I’ve always had social media for my job. So I have still been on the internet, it’s just that I’ve been on the internet under a much different, much more underground persona. And then then COVID hit, and that really, really sucked a lot. A huge, huge mindfuck for everyone. It just totally decimated my income. Throughout my career in sex work, I have been doing a lot of stuff that is online, which is, I think another reason why people were able to kind of put two and two together to find me because, you know, I look the same. My voice sounds the same.
There’s a lot of smoke and mirrors that goes into sex work. I think a lot of clients and outside observers just think that, especially with the rise in Onlyfans right now, I think a lot of people think that all sex workers do is post nudes, and then make $100,000’s instantly, but that’s not what happens at all. And I was never mainstream popular as a sex worker. So even though I was working online, and I did have all of these different streams of income. I had to work my fucking ass off like every single day, because first of all, because you have to work your ass off every single day for sex work, but then you also have to work your ass off double if you are not crazy popular.

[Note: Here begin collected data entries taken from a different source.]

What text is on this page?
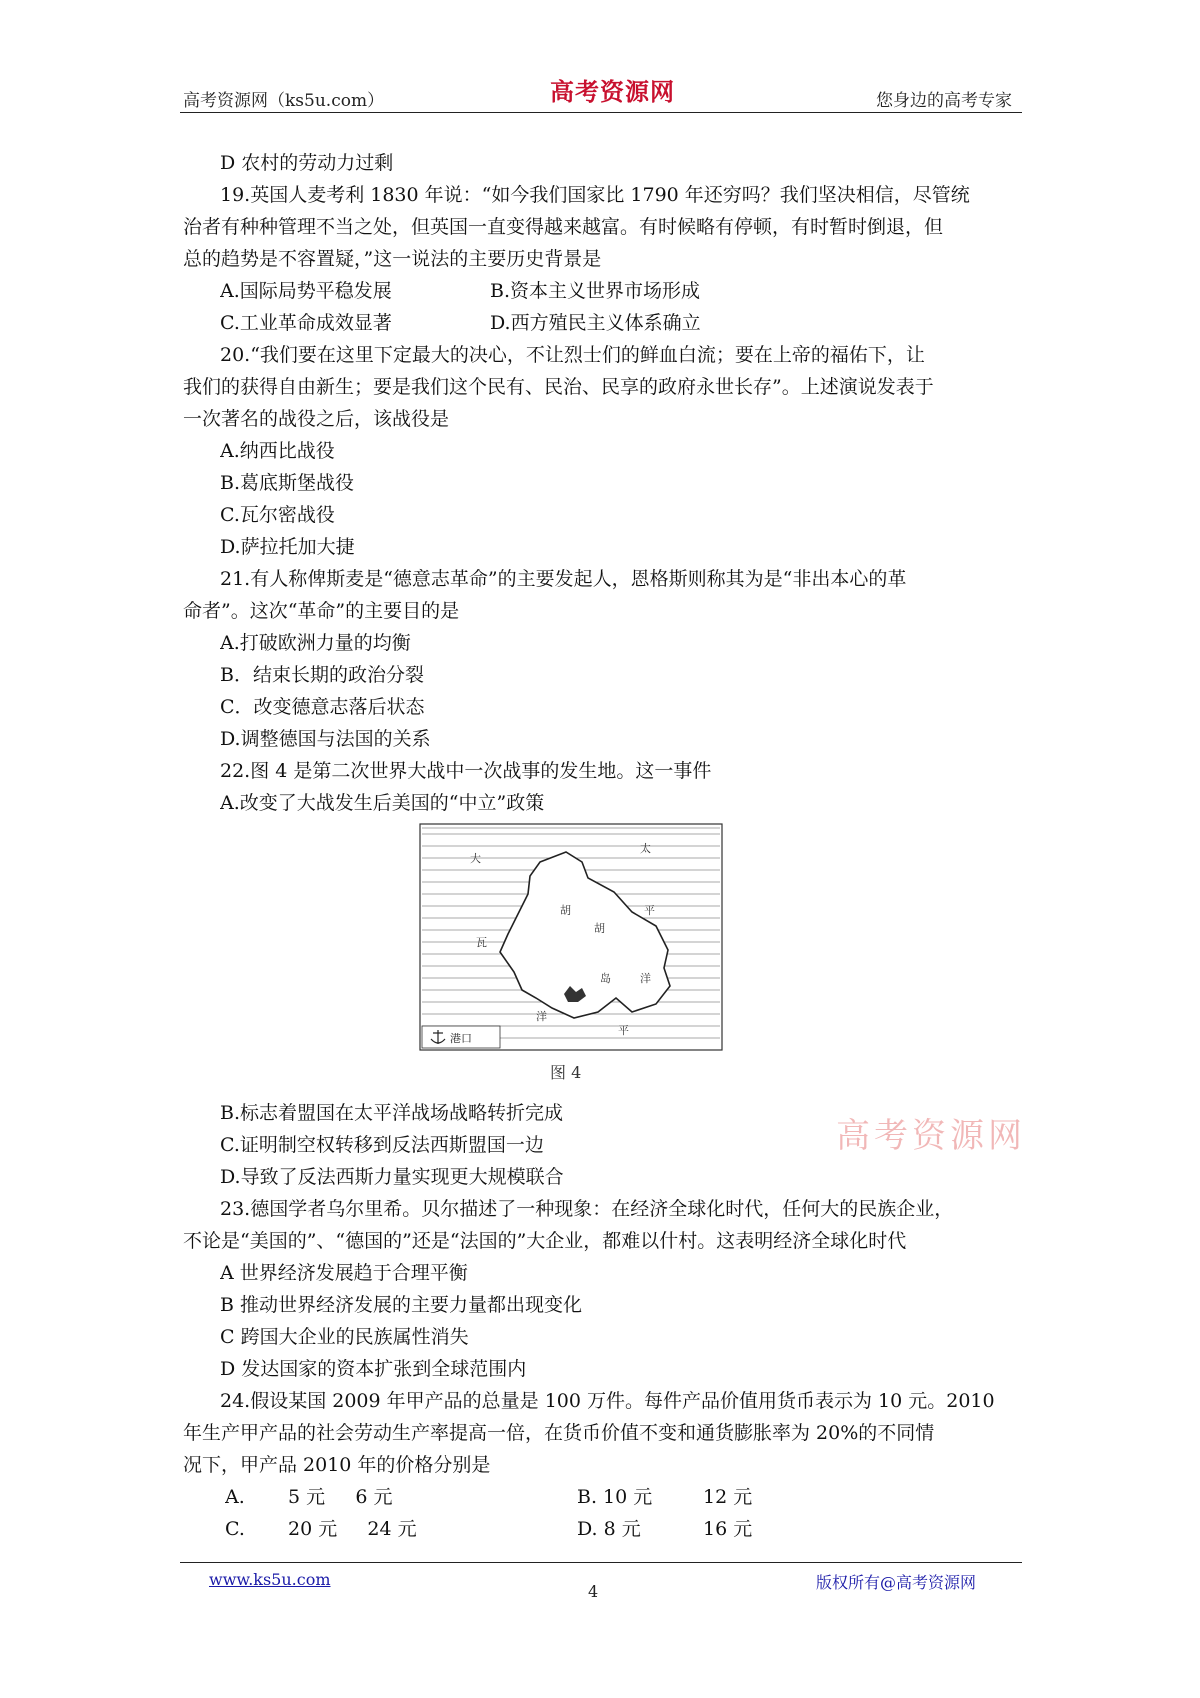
高考资源网（ks5u.com）	高考资源网	您身边的高考专家
D 农村的劳动力过剩
19.英国人麦考利 1830 年说：“如今我们国家比 1790 年还穷吗？我们坚决相信，尽管统
治者有种种管理不当之处，但英国一直变得越来越富。有时候略有停顿，有时暂时倒退，但
总的趋势是不容置疑，”这一说法的主要历史背景是
A.国际局势平稳发展	B.资本主义世界市场形成
C.工业革命成效显著	D.西方殖民主义体系确立
20.“我们要在这里下定最大的决心，不让烈士们的鲜血白流；要在上帝的福佑下，让
我们的获得自由新生；要是我们这个民有、民治、民享的政府永世长存”。上述演说发表于
一次著名的战役之后，该战役是
A.纳西比战役
B.葛底斯堡战役
C.瓦尔密战役
D.萨拉托加大捷
21.有人称俾斯麦是“德意志革命”的主要发起人，恩格斯则称其为是“非出本心的革
命者”。这次“革命”的主要目的是
A.打破欧洲力量的均衡
B．结束长期的政治分裂
C．改变德意志落后状态
D.调整德国与法国的关系
22.图 4 是第二次世界大战中一次战事的发生地。这一事件
A.改变了大战发生后美国的“中立”政策
大
太
胡	平
瓦
胡
岛	洋
洋
平
港口
图 4
B.标志着盟国在太平洋战场战略转折完成
高考资源网
C.证明制空权转移到反法西斯盟国一边
D.导致了反法西斯力量实现更大规模联合
23.德国学者乌尔里希。贝尔描述了一种现象：在经济全球化时代，任何大的民族企业，
不论是“美国的”、“德国的”还是“法国的”大企业，都难以什村。这表明经济全球化时代
A 世界经济发展趋于合理平衡
B 推动世界经济发展的主要力量都出现变化
C 跨国大企业的民族属性消失
D 发达国家的资本扩张到全球范围内
24.假设某国 2009 年甲产品的总量是 100 万件。每件产品价值用货币表示为 10 元。2010
年生产甲产品的社会劳动生产率提高一倍，在货币价值不变和通货膨胀率为 20%的不同情
况下，甲产品 2010 年的价格分别是
A.	5 元     6 元	B. 10 元	12 元
C.	20 元     24 元	D. 8 元	16 元
www.ks5u.com
4	版权所有@高考资源网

So I’ve been so work focused for so long, it makes me embarrassed to talk about it because I can’t say I have all these hobbies, or I did all of this travel. But I’ve done all of these really cool things, they just don’t seem cool to me. I went to grad school for creative nonfiction writing but then I decided to drop out because I just couldn’t take it anymore. I dropped out to open my first dungeon. I took some improv classes. But I ended up dropping out of those too, because I was depressed. It kind of plays whole stereotype of comedians being funny, but also being sad as shit. That’s that’s pretty much what I’ve been up to. But I’m working my ass off trying to like build something.
Raven and I ended our conversation soon after this. We laughed and cried together, reminiscing about the earliest days of social media, and how the world has changed so much before our eyes. It seems like only yesterday we were mall goths/emos, but in the end I’m glad that Raven immortalized this time, giving us something to revisit over and over again.